O analista Bernd Bornhorst, da Associação de ONG para Políticas de Desenvolvimento (VENRO), disse à agência de notícias Deustche Welle que “ao lermos os programas partidários, vemos que, em geral, há longos parágrafos sobre África.”

A União Democrata Cristã (CDU), partido que governa e grande favorito à vitória nas eleições legislativas de domingo, promete dar continuidade à iniciativa “Compact with Africa”, criada no âmbito do G20 para reforçar o investimento privado no continente.
A CDU diz que apostar no investimento privado é a receita para melhores condições de vida em África. Sobre a política para os refugiados, a CDU pretende estabelecer parcerias de migração com os Estados africanos, a exemplo do Acordo entre a União Europeia e a Turquia.

O Partido Social-Democrata da Alemanha (SPD), outro dos concorrente às eleições legislativas de domingo, propõe-se trabalhar com empresários, igrejas, sindicatos e organizações privadas voltadas para o desenvolvimento e prevê o reforço da cooperação com pequenos agricultores, para que as áreas rurais possam prosperar, e maior fiscalização no Acordo de Parceria Económica entre Bruxelas e os países africanos.

O partido Os Verdes promete renegociar o Acordo de Parceria Económica com países africanos e propõem uma política comercial agrícola e europeia mais justa. Também o FDP e a Alternativa para Alemanha (AfD), partidos que, de acordo com sondagens recentes, têm hipóteses de entrar no Parlamento, abordam questões africanas nos seus programas eleitorais.

O “namoro”  destes países à África, os três pertencentes às sete maiores economias do mundo, acontece numa altura em que a França intensifica a cooperação com países africanos, entre os quais Angola, para a levar a um outro patamar, com base no respeito mútuo e ao que cientistas políticos chamam de “jogo de soma não zero” ou “win-win”, um relacionamento em que todas as partes saem a ganhar.

Ocidente subestimou a influência da China

Os países ocidentais tentam recuperar terreno à China, cuja política externa para África privilegia a parceria económica e que, segundo um relatório da consultora norte-americana Mckinsey & Company, divulgado em Junho deste ano, a sua presença em África foi subestimada.
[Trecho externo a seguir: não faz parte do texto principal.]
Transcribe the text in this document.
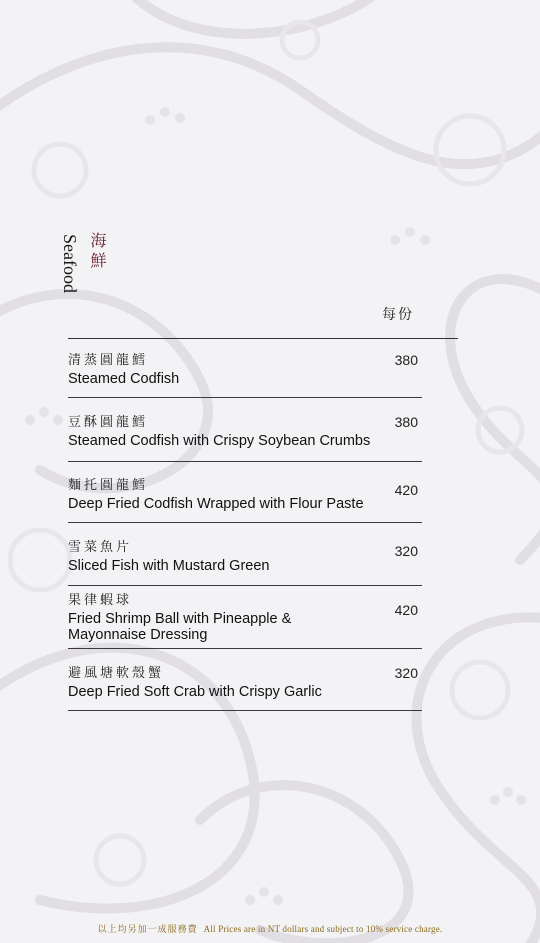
海鮮
Seafood
每份
清蒸圓龍鱈
Steamed Codfish
380
豆酥圓龍鱈
Steamed Codfish with Crispy Soybean Crumbs
380
麵托圓龍鱈
Deep Fried Codfish Wrapped with Flour Paste
420
雪菜魚片
Sliced Fish with Mustard Green
320
果律蝦球
Fried Shrimp Ball with Pineapple & Mayonnaise Dressing
420
避風塘軟殼蟹
Deep Fried Soft Crab with Crispy Garlic
320
以上均另加一成服務費 All Prices are in NT dollars and subject to 10% service charge.
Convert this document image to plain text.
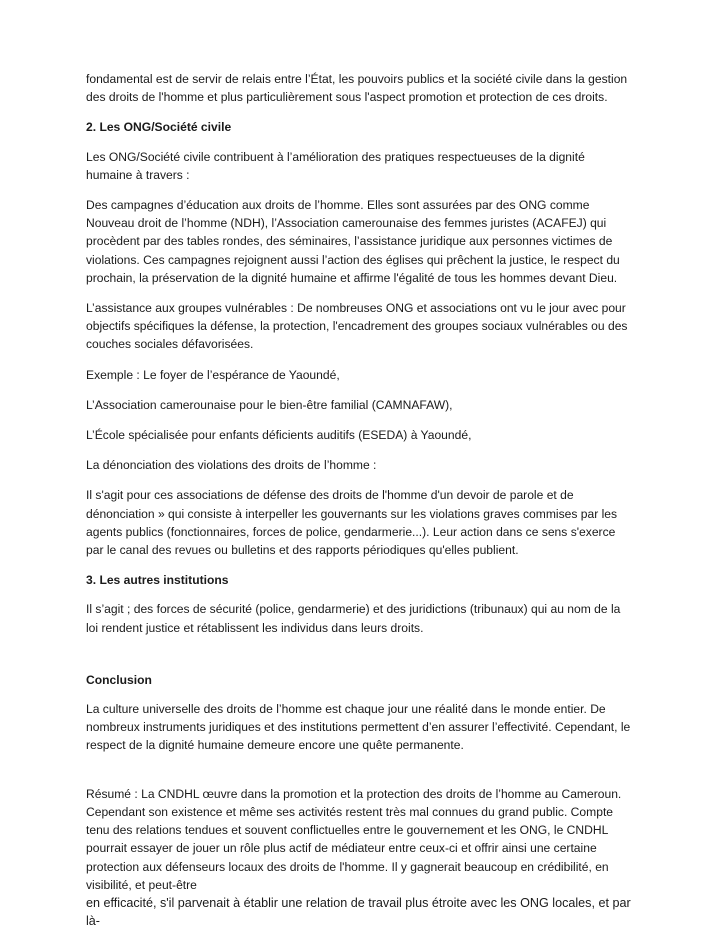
fondamental est de servir de relais entre l’État, les pouvoirs publics et la société civile dans la gestion des droits de l'homme et plus particulièrement sous l'aspect promotion et protection de ces droits.

2. Les ONG/Société civile

Les ONG/Société civile contribuent à l’amélioration des pratiques respectueuses de la dignité humaine à travers :

Des campagnes d’éducation aux droits de l’homme. Elles sont assurées par des ONG comme Nouveau droit de l’homme (NDH), l’Association camerounaise des femmes juristes (ACAFEJ) qui procèdent par des tables rondes, des séminaires, l’assistance juridique aux personnes victimes de violations. Ces campagnes rejoignent aussi l’action des églises qui prêchent la justice, le respect du prochain, la préservation de la dignité humaine et affirme l'égalité de tous les hommes devant Dieu.

L’assistance aux groupes vulnérables : De nombreuses ONG et associations ont vu le jour avec pour objectifs spécifiques la défense, la protection, l'encadrement des groupes sociaux vulnérables ou des couches sociales défavorisées.

Exemple : Le foyer de l’espérance de Yaoundé,

L’Association camerounaise pour le bien-être familial (CAMNAFAW),

L’École spécialisée pour enfants déficients auditifs (ESEDA) à Yaoundé,

La dénonciation des violations des droits de l’homme :

Il s'agit pour ces associations de défense des droits de l'homme d'un devoir de parole et de dénonciation » qui consiste à interpeller les gouvernants sur les violations graves commises par les agents publics (fonctionnaires, forces de police, gendarmerie...). Leur action dans ce sens s'exerce par le canal des revues ou bulletins et des rapports périodiques qu'elles publient.

3. Les autres institutions

Il s’agit ; des forces de sécurité (police, gendarmerie) et des juridictions (tribunaux) qui au nom de la loi rendent justice et rétablissent les individus dans leurs droits.

Conclusion

La culture universelle des droits de l’homme est chaque jour une réalité dans le monde entier. De nombreux instruments juridiques et des institutions permettent d’en assurer l’effectivité. Cependant, le respect de la dignité humaine demeure encore une quête permanente.

Résumé : La CNDHL œuvre dans la promotion et la protection des droits de l’homme au Cameroun. Cependant son existence et même ses activités restent très mal connues du grand public. Compte tenu des relations tendues et souvent conflictuelles entre le gouvernement et les ONG, le CNDHL pourrait essayer de jouer un rôle plus actif de médiateur entre ceux-ci et offrir ainsi une certaine protection aux défenseurs locaux des droits de l'homme. Il y gagnerait beaucoup en crédibilité, en visibilité, et peut-être

en efficacité, s'il parvenait à établir une relation de travail plus étroite avec les ONG locales, et par là-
No estudo da consultora, concluído depois de esta ouvir 100 empresários, líderes de Governos africanos e mil gerentes e proprietários de empresas chinesas em oito países africanos, lê-se que 10 mil empresas chinesas operam em África, quatro vezes mais do que em estimativas anteriores e em mais sectores do que se pensava. Segundo o relatório, na última década, o comércio entre a China e África cresceu em média vinte por cento ao ano e o Investimento Directo Estrangeiro cresceu cerca de quarenta por cento ao ano.
Quase um quarto dos representantes das mil empresas entrevistados pela consultora disse ter tido um retorno do investimento inicial ao longo do primeiro ano e um terço registou lucros de vinte por cento.

O estudo aponta grandes benefícios económicos da actividade chinesa em África, como a criação empregos e o desenvolvimento de competências dos funcionários locais, a transferência de conhecimento e novas tecnologias, e o financiamento e desenvolvimento de infra-estruturas.

A corrupção e a insegurança são as grandes preocupações das empresas chinesas.
Omid Kassiri, director associado da McKinsey & Company, acredita que o fluxo de negócios entre a China e África deve crescer ainda mais nos próximos anos. “Há espaço significativo para um aumento. Actualmente, há cerca de 180 mil milhões de dólares de receitas [das empresas chinesas] nos negócios feitos no continente africano. Acreditamos que este valor pode crescer para 440 mil milhões em 2025”, afirmou.